If the investigator or the sponsor judges all these criteria to be fulfilled, this constitutes a case of a suspected unexpected serious adverse reaction (SUSAR).
Medicinal products with a quality defect are not of the correct quality as defined by their marketing authorisation. It is important to report these defects in a timely manner because sometimes it is necessary to implement urgent measures to protect public health and animal health, such as the recall of one or more defective batch(es) of a medicine from the market or prohibition of supply.
Individual Case Safety Report (ICSR) captures information needed to support reporting of adverse events, product problems and consumer complaints associated with the use of FDA regulated products.
International Council for Harmonisation of Technical Requirements for Pharmaceuticals for Human Use (ICH) developed MedDRA, a rich and highly specific standardised medical terminology to facilitate sharing of regulatory information internationally for medical products used by humans.
A Risk Evaluation and Mitigation Strategy (REMS) is a drug safety program that the U.S. Food and Drug Administration (FDA) can require for certain medications with serious safety concerns to help ensure the benefits of the medication outweigh its risks.
GVP are a set of measures drawn up to facilitate the performance of pharmacovigilance in the European Union (EU). GVP apply to marketing-authorisation holders, the European Medicines Agency (EMA) and medicines regulatory authorities in EU Member States.
Guideline on GVP is divided into various chapters that are covered under modules that cover major pharmacovigilance processes and product-or population-specific considerations.
PSUR is a pharmacovigilance document intended to provide an evaluation of the risk-benefit balance of a medicinal product and should be prepared at defined time points after its authorisation.
PBRER is intended to be a common standard for periodic benefit-risk evaluation reporting on marketed products (including approved drugs that are under further study) among the ICH regions.
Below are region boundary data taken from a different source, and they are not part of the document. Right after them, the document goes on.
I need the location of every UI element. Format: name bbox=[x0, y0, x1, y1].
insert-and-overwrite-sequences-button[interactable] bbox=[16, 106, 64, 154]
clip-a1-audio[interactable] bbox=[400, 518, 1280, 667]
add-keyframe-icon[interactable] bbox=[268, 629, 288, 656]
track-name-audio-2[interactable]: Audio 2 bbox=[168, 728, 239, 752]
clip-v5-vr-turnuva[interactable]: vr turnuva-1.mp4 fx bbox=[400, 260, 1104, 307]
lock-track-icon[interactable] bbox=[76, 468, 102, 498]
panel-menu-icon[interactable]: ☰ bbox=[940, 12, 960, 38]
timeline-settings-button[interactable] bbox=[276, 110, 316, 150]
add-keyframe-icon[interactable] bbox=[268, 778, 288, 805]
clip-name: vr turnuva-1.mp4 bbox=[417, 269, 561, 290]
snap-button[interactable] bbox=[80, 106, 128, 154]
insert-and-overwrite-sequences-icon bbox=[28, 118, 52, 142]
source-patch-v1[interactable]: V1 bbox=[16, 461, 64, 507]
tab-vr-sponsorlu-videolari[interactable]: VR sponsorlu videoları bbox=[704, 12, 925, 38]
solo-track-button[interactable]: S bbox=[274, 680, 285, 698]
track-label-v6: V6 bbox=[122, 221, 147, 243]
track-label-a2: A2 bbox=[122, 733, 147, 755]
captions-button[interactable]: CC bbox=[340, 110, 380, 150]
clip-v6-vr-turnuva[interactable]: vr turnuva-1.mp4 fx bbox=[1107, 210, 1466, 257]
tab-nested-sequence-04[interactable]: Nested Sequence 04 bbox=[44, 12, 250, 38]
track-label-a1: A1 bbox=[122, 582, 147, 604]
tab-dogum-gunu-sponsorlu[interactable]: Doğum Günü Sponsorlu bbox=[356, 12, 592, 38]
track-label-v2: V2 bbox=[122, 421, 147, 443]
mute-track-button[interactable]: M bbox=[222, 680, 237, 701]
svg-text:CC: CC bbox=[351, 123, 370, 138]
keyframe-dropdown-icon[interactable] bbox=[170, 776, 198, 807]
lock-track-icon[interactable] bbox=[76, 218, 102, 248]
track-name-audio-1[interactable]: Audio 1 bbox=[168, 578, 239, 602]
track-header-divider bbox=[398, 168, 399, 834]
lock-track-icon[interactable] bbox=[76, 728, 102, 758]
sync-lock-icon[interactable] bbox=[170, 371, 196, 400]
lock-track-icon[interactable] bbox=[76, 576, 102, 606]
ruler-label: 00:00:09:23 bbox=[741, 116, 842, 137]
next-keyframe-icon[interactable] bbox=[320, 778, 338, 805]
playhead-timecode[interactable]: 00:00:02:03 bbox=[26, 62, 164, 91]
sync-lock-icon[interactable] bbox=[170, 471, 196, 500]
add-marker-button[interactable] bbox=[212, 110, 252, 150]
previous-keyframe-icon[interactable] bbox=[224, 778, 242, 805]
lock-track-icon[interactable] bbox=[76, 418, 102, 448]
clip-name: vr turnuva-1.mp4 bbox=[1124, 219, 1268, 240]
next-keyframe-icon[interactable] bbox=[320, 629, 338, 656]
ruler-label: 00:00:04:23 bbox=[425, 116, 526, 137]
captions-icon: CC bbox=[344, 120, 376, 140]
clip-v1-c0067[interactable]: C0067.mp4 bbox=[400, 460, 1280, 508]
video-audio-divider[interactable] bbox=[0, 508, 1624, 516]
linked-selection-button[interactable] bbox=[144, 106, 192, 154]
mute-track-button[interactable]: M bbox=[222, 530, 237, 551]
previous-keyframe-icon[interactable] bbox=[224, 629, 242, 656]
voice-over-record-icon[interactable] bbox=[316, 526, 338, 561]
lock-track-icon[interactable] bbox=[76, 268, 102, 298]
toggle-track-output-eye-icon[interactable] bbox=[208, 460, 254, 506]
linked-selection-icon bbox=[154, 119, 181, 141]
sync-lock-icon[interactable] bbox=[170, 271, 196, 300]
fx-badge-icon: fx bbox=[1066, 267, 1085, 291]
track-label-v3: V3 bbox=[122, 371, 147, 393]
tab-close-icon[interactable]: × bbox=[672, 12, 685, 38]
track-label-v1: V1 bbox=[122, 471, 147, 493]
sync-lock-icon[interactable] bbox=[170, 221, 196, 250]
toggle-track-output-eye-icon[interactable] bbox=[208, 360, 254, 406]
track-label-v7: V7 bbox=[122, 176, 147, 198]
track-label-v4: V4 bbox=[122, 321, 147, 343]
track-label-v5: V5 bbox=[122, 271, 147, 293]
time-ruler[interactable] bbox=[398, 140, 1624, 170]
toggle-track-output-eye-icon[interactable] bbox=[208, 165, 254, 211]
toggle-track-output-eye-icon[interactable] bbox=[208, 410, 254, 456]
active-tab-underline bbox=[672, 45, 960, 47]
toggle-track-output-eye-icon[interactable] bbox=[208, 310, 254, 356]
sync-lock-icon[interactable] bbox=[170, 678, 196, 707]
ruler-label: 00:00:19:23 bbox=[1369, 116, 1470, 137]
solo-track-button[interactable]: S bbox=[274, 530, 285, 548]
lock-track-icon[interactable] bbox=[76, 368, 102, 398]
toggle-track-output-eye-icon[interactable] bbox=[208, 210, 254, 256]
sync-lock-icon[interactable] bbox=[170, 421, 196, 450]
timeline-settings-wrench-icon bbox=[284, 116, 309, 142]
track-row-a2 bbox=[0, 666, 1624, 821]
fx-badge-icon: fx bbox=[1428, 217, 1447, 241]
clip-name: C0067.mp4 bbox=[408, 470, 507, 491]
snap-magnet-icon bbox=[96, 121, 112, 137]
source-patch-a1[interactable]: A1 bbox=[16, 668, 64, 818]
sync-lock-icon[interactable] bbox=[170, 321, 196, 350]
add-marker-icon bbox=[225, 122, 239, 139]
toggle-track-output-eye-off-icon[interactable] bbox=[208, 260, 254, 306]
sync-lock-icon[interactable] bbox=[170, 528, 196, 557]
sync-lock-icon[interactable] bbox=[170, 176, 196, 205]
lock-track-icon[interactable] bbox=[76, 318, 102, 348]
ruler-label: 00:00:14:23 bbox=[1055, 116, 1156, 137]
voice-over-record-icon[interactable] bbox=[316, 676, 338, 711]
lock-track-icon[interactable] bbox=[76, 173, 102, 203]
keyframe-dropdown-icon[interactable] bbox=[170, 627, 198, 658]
The main objective of a PBRER is to present a comprehensive, concise, and critical analysis of new or emerging information on the risks of the medicinal product, and on its benefit in approved indications, to enable an appraisal of the product’s overall benefit-risk profile.
As per CIOMS VIII (2010), Signal is defined as the “Information that arises from one or multiple sources which suggests a potentially new causal association, or a new aspect of a known association, between an intervention and an event or set of related events, either adverse or beneficial, that is judged to be of sufficient likelihood to justify verification action”.
The aim of a risk management plan (RMP) is to document the risk management system considered necessary to identify, characterise and minimise the important risks of a medicinal product.
DSUR is a comprehensive, thoughtful annual review and evaluation of pertinent safety information collected during the reporting period related to a drug under investigation, whether or not it is marketed. A DSUR provides information to assure regulators that sponsors are adequately monitoring and evaluating the evolving safety profile of the investigational drug.